The things that make me unhappy are pretty easy to identify:

- Allowing my business side to take over at the expense of my artist side. Focusing too much on numbers and sales and foot traffic, and very especially measuring my success by those metrics.

- Acting like a retail jewelry store. This is not what I want to do, but it is the easiest model to follow and the one that people most readily understand. And the desire to have a flourishing business where others understand what I'm doing, support it, approve of it...I won't lie. It's there.

- Making jewelry that I think will sell, not the pieces my gut/soul/whatever leads me to create. Production work is a tempting mistress. Again, it's what others most easily "get". It's safe and expected/accepted. It's the most lucrative strategy, at least in the short term. But it is the wrong path for me, and that I do know in my gut. Focusing on production work (think wearable, fashionable jewelry collections that are made in multiples) is the fast track to my business mind taking over.

- Living too much in the future. Planning excessively. Scheduling every free moment. Maxing out my productivity.

- Creating a public persona where I don't allow myself to be real, vulnerable, messy, or uncertain. Feeling like I always have to front positivity and be "on" in order to be successful. Here I feel free to tell it like it is. On my blog and newsletter and in the gallery, I don't. There is a major filter in place. I recognize the importance of privacy, of keeping some semblance of separation between business and personal life...but it bothers me that I don't feel okay sharing my authentic self in the spaces where I share my work.

- Feeling overly obligated to others. Man this is a big one. I want to share my opportunities with my fellow artists, and I want to contribute to my community...but there needs to be balance so I'm not consumed up in the process.

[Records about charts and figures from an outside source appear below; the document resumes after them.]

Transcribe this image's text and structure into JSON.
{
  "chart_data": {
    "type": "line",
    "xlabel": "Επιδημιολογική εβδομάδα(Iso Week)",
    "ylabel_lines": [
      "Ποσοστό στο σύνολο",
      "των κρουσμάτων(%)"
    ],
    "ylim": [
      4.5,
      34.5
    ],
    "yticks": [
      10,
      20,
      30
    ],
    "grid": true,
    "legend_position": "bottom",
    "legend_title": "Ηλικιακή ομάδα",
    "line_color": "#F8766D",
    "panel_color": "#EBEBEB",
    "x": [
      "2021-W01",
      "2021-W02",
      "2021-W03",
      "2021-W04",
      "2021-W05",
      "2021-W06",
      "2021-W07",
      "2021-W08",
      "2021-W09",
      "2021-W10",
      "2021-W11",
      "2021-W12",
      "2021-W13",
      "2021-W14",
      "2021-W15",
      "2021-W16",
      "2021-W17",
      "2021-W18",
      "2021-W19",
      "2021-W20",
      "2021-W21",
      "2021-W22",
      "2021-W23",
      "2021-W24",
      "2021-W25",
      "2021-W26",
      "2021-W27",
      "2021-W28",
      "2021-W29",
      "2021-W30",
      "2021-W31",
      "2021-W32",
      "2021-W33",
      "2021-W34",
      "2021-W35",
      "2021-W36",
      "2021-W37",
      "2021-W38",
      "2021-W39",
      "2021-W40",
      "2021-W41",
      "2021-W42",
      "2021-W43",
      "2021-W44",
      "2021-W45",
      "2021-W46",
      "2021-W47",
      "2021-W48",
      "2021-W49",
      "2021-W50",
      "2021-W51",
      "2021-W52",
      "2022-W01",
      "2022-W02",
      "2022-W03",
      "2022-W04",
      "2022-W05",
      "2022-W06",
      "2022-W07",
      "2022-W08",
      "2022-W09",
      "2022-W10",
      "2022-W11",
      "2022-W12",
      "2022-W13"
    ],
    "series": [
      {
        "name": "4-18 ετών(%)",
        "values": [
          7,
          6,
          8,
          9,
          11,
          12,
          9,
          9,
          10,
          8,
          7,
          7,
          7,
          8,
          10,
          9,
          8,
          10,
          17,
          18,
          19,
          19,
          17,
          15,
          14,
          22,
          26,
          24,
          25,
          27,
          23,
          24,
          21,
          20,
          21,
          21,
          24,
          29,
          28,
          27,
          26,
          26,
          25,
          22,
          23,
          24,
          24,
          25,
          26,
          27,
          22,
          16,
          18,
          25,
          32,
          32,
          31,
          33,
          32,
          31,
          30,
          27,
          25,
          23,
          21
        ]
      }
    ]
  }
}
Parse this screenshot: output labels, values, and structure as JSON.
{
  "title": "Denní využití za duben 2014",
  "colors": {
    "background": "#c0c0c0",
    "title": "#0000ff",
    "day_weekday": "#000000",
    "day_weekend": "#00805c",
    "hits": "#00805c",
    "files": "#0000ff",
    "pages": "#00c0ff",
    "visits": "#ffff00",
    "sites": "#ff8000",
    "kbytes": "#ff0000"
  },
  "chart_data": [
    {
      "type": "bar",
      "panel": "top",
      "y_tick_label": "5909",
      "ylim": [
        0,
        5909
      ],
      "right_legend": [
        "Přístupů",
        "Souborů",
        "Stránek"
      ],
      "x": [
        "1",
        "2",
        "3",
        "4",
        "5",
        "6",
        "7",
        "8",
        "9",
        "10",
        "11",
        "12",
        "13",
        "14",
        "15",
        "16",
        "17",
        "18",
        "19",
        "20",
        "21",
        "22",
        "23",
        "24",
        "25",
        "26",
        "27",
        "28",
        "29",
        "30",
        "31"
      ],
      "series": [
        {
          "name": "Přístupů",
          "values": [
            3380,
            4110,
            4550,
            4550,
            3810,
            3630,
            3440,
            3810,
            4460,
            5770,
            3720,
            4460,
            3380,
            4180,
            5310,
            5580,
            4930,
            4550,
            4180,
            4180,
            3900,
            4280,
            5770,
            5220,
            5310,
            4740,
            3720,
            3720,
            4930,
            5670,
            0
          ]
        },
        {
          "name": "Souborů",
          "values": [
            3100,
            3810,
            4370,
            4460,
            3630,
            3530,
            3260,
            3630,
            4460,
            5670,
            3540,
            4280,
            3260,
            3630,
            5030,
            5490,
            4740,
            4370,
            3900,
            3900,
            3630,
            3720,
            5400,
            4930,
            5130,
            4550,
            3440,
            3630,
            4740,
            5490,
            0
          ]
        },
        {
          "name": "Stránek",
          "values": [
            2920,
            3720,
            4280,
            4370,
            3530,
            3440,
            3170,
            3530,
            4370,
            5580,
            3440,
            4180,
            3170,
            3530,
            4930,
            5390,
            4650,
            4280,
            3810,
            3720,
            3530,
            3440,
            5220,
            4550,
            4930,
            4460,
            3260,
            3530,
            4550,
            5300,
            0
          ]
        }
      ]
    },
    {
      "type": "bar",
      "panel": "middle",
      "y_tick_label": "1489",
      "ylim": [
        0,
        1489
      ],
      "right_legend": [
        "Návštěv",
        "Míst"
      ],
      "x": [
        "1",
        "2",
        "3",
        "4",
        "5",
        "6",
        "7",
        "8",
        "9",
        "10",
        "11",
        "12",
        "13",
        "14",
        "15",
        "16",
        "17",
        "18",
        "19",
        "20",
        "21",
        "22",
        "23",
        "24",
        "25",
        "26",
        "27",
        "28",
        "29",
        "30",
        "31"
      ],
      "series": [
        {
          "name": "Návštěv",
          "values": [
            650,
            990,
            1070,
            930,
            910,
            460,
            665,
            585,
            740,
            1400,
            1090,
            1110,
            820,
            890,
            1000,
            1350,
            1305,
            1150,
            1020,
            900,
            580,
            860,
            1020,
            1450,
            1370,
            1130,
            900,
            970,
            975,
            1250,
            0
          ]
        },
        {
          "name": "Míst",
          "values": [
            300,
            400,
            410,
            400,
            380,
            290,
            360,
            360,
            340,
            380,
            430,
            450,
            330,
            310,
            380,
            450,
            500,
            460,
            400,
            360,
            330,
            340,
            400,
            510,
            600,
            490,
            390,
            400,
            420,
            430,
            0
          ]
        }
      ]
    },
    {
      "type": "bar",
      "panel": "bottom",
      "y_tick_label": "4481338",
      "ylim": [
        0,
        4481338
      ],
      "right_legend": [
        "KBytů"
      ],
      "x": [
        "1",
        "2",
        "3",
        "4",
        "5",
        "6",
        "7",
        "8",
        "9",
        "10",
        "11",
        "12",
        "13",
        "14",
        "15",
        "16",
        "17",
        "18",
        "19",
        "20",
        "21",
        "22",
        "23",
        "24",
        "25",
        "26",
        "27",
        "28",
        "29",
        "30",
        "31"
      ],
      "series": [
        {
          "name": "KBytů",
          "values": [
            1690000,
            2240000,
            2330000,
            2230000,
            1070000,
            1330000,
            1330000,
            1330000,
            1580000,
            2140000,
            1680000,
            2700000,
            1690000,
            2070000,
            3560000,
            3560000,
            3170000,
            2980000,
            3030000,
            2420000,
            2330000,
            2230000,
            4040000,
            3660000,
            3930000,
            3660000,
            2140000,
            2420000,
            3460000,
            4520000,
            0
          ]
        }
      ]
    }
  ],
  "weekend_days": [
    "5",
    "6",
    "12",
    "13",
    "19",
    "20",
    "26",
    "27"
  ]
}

So there's the unhappy list, in a nutshell. Now for what makes me happy (it's a much less philosophical list):

- Doing the painting exercise I invented where I color mix for 5 minutes, then apply paint to the canvas for 5 minutes, let dry, and repeat. These loose, colorful, free paintings are my favorite thing right now in terms of studio work.

- Taking photos of textures, patterns, and architecture. Taking portraits.

- Creating compositions with objects. Finding edges that match and angles that meet. Finding balance within asymmetry.

- Playing with color. Putting together unexpected palettes. Organize things according to gradients.

- Doing processes that involve the unknown. Like enameling, where you have no idea what the colors will look like before you apply heat. Or using my jeweler's saw to slice into those dried acrylic paint balls I like so much, revealing a hidden interior.

- Rendering (drawing) jewelry. I think I like it because it's so damn hard and the results are so gratifying. Nothing like a challenge.

- Being a stylist: putting together a great outfit, nailing proportion, mixing patterns, accessorizing.

- Creating something for another person that is incredibly meaningful to them.

- Doing nothing. Hanging out with cats. Being in the sun. Dancing.

- Getting away. Traveling. Exploring. Wandering.

I am going to pin this to my studio wall and make it a priority to look at it, reflect on it, allow myself to say YES to things on the happy list and STOP doing the things on the unhappy list without guilt or anxiety or insecurity. I'm not sure what the result will look like, in terms of what I'll create or where it will lead. And that's part of the exercise.